In a recent situation, a client was doing a flip-back-and-forth stress test, in which a secondary would be promoted, its former primary rewound, the two reattached, and then back again. This worked well for many iterations, but after one particularly fast iteration, the new secondary (former primary, now rewound) wouldn’t come back up; the message was:
requested timeline 105 does not contain minimum recovery point A58/6B109F28 on timeline 103
When PostgreSQL exits recovery, it starts a forced checkpoint; you can see this in the logs with a message:
checkpoint starting: force database system is ready to accept connections
Note that the relevant text here is that the checkpoint is starting; it hasn’t completed yet.
The hypothesis is (not 100% confirmed, but seems likely) that the
pg_rewind on the new secondary was done before the checkpoint had finished. Since the one of last things a checkpoint does is write the
pg_control file, and one of the first things that
pg_rewind does is read the control file from the source machine, there’s a window where the
pg_control file on disk will be out of date. The result is a rather confused situation on the new secondary.
Thus, if you are going to do a
pg_rewind, make sure the initial checkpoint on the source machine has completed before doing the rewind.
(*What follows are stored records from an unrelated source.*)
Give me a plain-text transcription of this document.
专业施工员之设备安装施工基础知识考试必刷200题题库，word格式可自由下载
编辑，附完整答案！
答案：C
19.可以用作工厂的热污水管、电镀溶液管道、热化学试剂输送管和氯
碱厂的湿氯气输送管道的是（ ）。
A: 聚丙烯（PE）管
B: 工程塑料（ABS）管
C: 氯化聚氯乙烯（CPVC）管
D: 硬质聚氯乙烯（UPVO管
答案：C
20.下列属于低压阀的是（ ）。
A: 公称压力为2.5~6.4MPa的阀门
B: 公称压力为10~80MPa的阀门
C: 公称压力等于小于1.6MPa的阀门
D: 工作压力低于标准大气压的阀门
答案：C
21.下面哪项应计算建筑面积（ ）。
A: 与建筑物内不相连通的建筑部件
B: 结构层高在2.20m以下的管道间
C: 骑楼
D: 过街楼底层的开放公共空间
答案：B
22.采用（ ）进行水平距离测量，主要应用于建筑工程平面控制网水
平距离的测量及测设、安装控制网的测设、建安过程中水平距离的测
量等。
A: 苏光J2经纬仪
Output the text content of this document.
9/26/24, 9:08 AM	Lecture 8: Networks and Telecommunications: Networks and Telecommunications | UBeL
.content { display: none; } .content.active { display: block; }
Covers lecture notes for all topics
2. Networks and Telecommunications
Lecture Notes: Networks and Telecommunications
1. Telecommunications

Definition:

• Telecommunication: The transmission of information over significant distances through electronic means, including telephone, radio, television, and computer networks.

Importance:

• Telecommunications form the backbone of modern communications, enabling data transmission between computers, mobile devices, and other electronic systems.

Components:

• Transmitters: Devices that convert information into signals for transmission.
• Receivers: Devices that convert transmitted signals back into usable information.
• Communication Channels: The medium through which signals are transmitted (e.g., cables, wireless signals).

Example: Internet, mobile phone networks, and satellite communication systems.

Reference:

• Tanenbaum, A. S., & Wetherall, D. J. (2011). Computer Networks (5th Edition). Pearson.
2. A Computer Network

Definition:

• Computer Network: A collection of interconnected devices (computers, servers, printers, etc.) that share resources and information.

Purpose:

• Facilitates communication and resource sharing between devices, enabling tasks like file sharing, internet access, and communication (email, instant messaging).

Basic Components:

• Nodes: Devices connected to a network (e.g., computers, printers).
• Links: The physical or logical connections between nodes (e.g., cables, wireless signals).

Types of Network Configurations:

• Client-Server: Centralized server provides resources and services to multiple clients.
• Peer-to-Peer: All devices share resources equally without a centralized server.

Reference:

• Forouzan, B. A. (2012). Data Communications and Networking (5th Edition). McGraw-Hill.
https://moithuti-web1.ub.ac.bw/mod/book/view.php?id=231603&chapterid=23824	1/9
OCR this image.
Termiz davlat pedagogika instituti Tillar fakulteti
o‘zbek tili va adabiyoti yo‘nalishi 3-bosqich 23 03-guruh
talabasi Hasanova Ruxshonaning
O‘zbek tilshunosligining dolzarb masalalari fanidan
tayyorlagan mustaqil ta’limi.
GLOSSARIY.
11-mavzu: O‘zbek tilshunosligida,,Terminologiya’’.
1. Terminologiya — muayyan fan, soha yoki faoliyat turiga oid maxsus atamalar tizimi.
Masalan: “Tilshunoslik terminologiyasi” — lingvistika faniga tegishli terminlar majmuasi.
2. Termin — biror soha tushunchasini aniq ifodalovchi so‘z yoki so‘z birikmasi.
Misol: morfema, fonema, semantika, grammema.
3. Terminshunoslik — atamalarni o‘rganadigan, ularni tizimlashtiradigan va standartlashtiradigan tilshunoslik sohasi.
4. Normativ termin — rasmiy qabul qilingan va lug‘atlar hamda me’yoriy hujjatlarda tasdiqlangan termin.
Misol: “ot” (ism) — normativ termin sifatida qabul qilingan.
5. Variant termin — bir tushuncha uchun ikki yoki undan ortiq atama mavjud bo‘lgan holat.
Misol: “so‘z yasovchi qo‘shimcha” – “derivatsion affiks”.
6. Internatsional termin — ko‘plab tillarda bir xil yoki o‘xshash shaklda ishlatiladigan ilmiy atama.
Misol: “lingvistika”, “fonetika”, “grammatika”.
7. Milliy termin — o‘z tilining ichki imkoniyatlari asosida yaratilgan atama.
In a scripted environment, this can be tricky, since the initial checkpoint can take any amount of time depending on how much has to be flushed out to disk. One option is to issue a
CHECKPOINT statement to the newly-promoted primary to make sure a checkpoint has been completed; this does a fast checkpoint, and doesn’t return until the checkpoint is completed. (Edited to recommend
(Thanks to Michael Paquier and Andres Freund for pointing me in the right direction here.)